Wednesday, September 22, 2010

Do you really own the ebook you just bought?


A Wired.com report says that a recent appeals court decision in the US suggests that “software makers can use shrink-wrap and click-wrap licenses to forbid the transfer or resale of their wares.” What that implies is that just because you bought it, it does not mean you own it.

How does this apply on a book? When you buy a physical book (that is, the dead tree variety), you own it, right? You can resell it as a second-hand copy, or a collector’s item (if it is rare or a first edition), put it in a library where people can borrow it, or even sell it at ‘remaindered’ bookshop. For one thing, a certain amount of physical deterioration is taken for granted, and collectors are known to spend an enormous amount of money to acquire rare books.

But in the case of ebooks, who owns it? Can one resell it? College students who can ill afford the price of new text books thrive on the used book trade. Often it does not matter if it is not the current edition. Will they be allowed to borrow them from libraries?

Says Greg Beck, the defense attorney in the case who represented an eBay seller sued by Autodesk, “The other ramification, there is no reason a similar license could not be put into the cover of a book. It wouldn’t be difficult for everybody to implement this.”

Not surprisingly, the American Library Association argued against it saying, “It feared that the software industry’s licensing practices could be adopted by other copyright owners, including book publishers, record labels and movie studios.”
Scary, isn’t it?

Wired.com

The most unwanted authors


A report in the Telegraph says that “givers donated more Dan Brown books to Oxfam than any other author”. Copies of The Da Vinci Code and Angels & Demons topped the list of unwanted books that were given away to the charity. (Of course, it is entirely possible that sometimes people do give away their favourite books as well.)

(The story is also interesting in that it has links to several websites with heading like: Dan Brown: 50 factual errors, Dan Brown’s 20 worst sentences, and others.)

The top ten are:

1.Dan Brown
2.Ian Rankin
3.Patricia Cornwell
4.Alexander McCall Smith
5.John Grisham
6.Danielle Steel
7.JK Rowling
8.Jeremy Clarkson
9.Maeve Binchy
10.Bill Bryson (New

The report says that, “The survey gathers information from the charity's network of 686 shops ... Oxfam is Europe's biggest high street retailer of second-hand books and the third-biggest bookseller in the UK ... The charity sells £1.6 million of books a month, enough to pay for 64,000 goats or 800,000 bags of seeds, or provide safe water for 1.7 million people.”

There is no mention if Oxfam will be accepting ebook donations.

The Telegraph

Thursday, September 02, 2010

Opening an indie bookshop


Ever since Silverfish opened its doors, I have had dozens of people walk in and say how they too have always wished they could open a bookshop and goyang kaki. (One customer even said we had stolen her name -- to which another said that “Termite Books” was still availalble.) Some ask for advice, and I give them the best advice I got from Thor of Skoob Books: don’t expect to make much money.

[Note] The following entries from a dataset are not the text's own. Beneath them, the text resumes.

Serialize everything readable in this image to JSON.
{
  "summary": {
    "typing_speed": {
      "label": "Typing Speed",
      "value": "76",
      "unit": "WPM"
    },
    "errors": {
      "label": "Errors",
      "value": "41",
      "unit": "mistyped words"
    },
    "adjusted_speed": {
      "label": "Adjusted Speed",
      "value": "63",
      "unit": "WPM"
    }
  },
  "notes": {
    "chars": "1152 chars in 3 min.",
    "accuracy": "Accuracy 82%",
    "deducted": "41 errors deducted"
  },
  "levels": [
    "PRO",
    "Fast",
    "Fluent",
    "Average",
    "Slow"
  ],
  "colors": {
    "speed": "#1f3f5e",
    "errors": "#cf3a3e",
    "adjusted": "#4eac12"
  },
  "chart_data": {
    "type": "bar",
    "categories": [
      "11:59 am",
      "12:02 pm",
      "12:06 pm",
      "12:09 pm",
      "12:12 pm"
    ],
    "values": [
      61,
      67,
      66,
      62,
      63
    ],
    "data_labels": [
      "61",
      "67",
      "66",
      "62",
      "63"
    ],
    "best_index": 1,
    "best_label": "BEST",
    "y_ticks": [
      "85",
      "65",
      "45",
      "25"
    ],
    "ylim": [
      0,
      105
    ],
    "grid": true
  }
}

But if there are some of you who are still thinking of opening a bookshop, you could do worse than read this story by Robert Gray in Shelf-awareness of his interview with: ‘Donna Paz Kaufman and Mark Kaufman--of Paz & Associates: The Bookstore Training & Consulting Group--who facilitate a workshop retreat, Opening a Bookstore: The Business Essentials, and partner with the American Booksellers Association to provide training for people interested in entering retail bookselling.’

Gray quotes the Kaufman: "Our goal ... is to reach prospective store owners early in the decision-making process, so that they're on the right track from the moment they open their doors rather than having to dig themselves out of a hole."

“"Before the advent of the 'information age,' we suspect that many booksellers opened stores with a Field of Dreams attitude--if you build it, they will come. With a great deal at stake, our trainees realize how much they don't know; they see the number of indie bookstores that have gone out of business and want to know why ...”

Shelf-awareness

The Wankh award


Yes, you are right. It is what you think it is, but it is not named after what you think.

The Guardian is inviting nominations. The story says: ‘The Wankh awards shall be named in honour of that classic of science-fiction, Jack Vance's Servants of the Wankh. The 1969 novel, the second in Vance's Tschai quartet, has had to battle a barrage of titters over the past half-century, thanks to its title. In Vance's world, the Wankh are one of four warring races who inhabit a distant planet. In the Britain of saucy postcards, Carry On movies and Benny Hill, they are a cause for such hilarity that later editions were edited to change the titular alien race to "Wannek".’

The award is for the smuttiest title and works of fiction. Some examples are given for this Guardian award: Drummer Dick's Discharge and Shag: The Story of a Dog. Fanny Hill and Moby Dick are considered obvious, so look for something creative. It does not say if they will be giving out a prize every year. Anyway, follow the link below and see if I have missed it.